En muchos aspectos, la vida cotidiana de las personas con pérdidas
auditivas es idéntica a la de las personas con una audición
normal. El día tiene su ritmo propio, con quehaceres, citas
y tareas. De vez en cuando, uno tiene mucha energía, mientras
que otras veces, uno se puede sentir cansado. La diferencia es
que, para las personas con pérdidas auditivas, el comunicar
con el resto del mundo requiere que hagan un esfuerzo extraordinario.

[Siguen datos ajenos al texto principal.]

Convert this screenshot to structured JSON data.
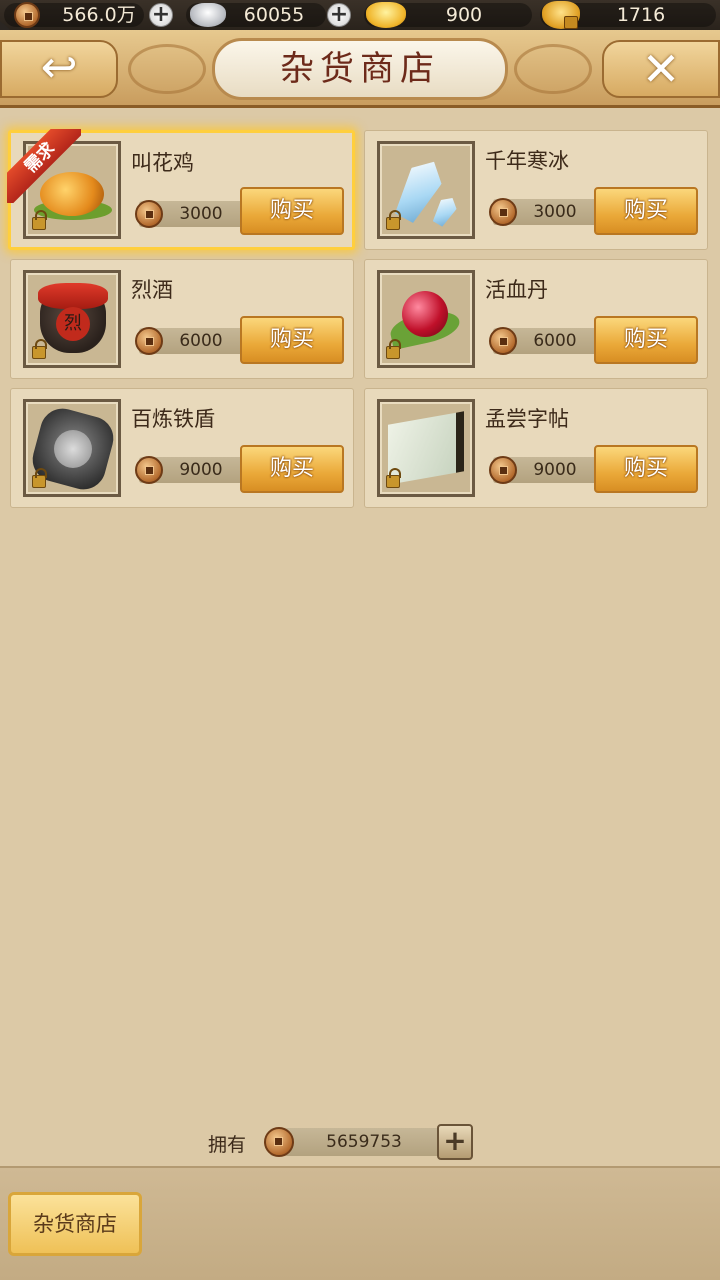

Esto se debe a los esfuerzos adicionales que tiene que hacer la
persona para poder oír lo que se dice.
Además, hay que aprender a vivir con los prejuicios que
imperan en la sociedad sobre las pérdidas auditivas. Ambos
aspectos hacen que el tener una pérdida auditiva sea exigente,
tanto para el cuerpo como para el espíritu.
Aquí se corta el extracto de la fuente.